House Judiciary Committee ranking member Jerrold Nadler, D-N.Y., is urging the Justice Department and the FBI that the Democrats on the panel be included in determining how the agencies handle a request from Chairman Bob Goodlatte, R-Va., to provide materials on potential violations of the Foreign Intelligence Surveillance Act.
Nadler sent a letter Tuesday after Goodlatte requested on Feb. 1 that the agencies provide information including all correspondence with the Foreign Intelligence Surveillance Court and all FISA applications concerning those affiliated with the Trump campaign or the administration; documentation of the FISC hearings and court transcripts; documentation concerning proposed, recommended, or actual FISA coverage on former Secretary of State Hillary Clinton and her associates; among other documents.
Nadler claimed the letter Goodlatte wrote had been issued without any input from the Democrats on the committee and requested that the minority be allowed to contribute to the discussion on how the agencies handle the request.

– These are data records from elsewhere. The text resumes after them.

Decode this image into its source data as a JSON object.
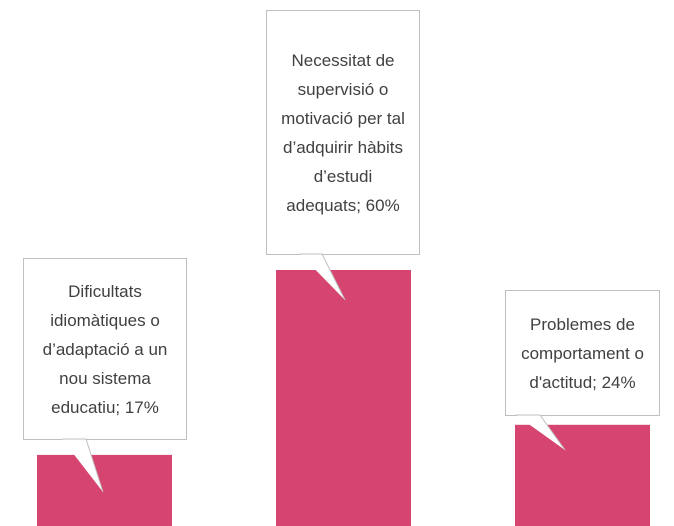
{
  "chart_data": {
    "type": "bar",
    "values": [
      17,
      60,
      24
    ],
    "value_labels": [
      "Dificultats idiomàtiques o d’adaptació a un nou sistema educatiu; 17%",
      "Necessitat de supervisió o motivació per tal d’adquirir hàbits d’estudi adequats; 60%",
      "Problemes de comportament o d'actitud; 24%"
    ],
    "color": "#d6456f"
  }
}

“Given the sensitive nature of the items requested and the potential for misuse and cherry-picking of any classified information you may provide ... I respectfully request that the Committee Minority be included in any discussions concerning how the Department of Justice and the FBI will handle Chairman Goodlatte’s request,” Nadler said in the letter. “I also ask that, at the appropriate time, you will give the Minority an opportunity to supplement the Chairman’s request so that we can make a full and complete record of events available to our Members.”
Nadler said he is worried GOP lawmakers are using their oversight authority to undermine current federal investigations rather than probe Russian interference in the 2016 election.
Nadler also said the investigations “dovetail with an ongoing effort by President Trump to tarnish the reputation of the Justice Department and the FBI.” He noted that Trump has called special counsel Robert Mueller’s probe “the single greatest witch hunt of a politician in American history” and has said that the FBI’s reputation is “in tatters.”
Mueller's team is investigating whether members of the Trump campaign colluded with the Kremlin during the 2016 election.
“I am troubled by these inaccurate and inappropriate criticisms by the President, and by the impact this barrage must have had on the morale of career personnel at your agencies,” Nadler said.
The letters from Nadler and Goodlatte come after a memo authored by House Intelligence Committee Chairman Devin Nunes, R-Calif., was publicly released last week. That memo outlines alleged surveillance violations by the U.S. government.
Democrats have dismissed its contents as nothing more than "talking points" and have complained that the so-called "Nunes memo" is leading to a "false narrative" without the proper context.
House Intel Democrats have composed their own rebuttal memo to the GOP memo. The House Intelligence Committee voted in favor of releasing the Democratic memo on Monday, and it is now up to Trump to decide what will be released and if any redactions will be made.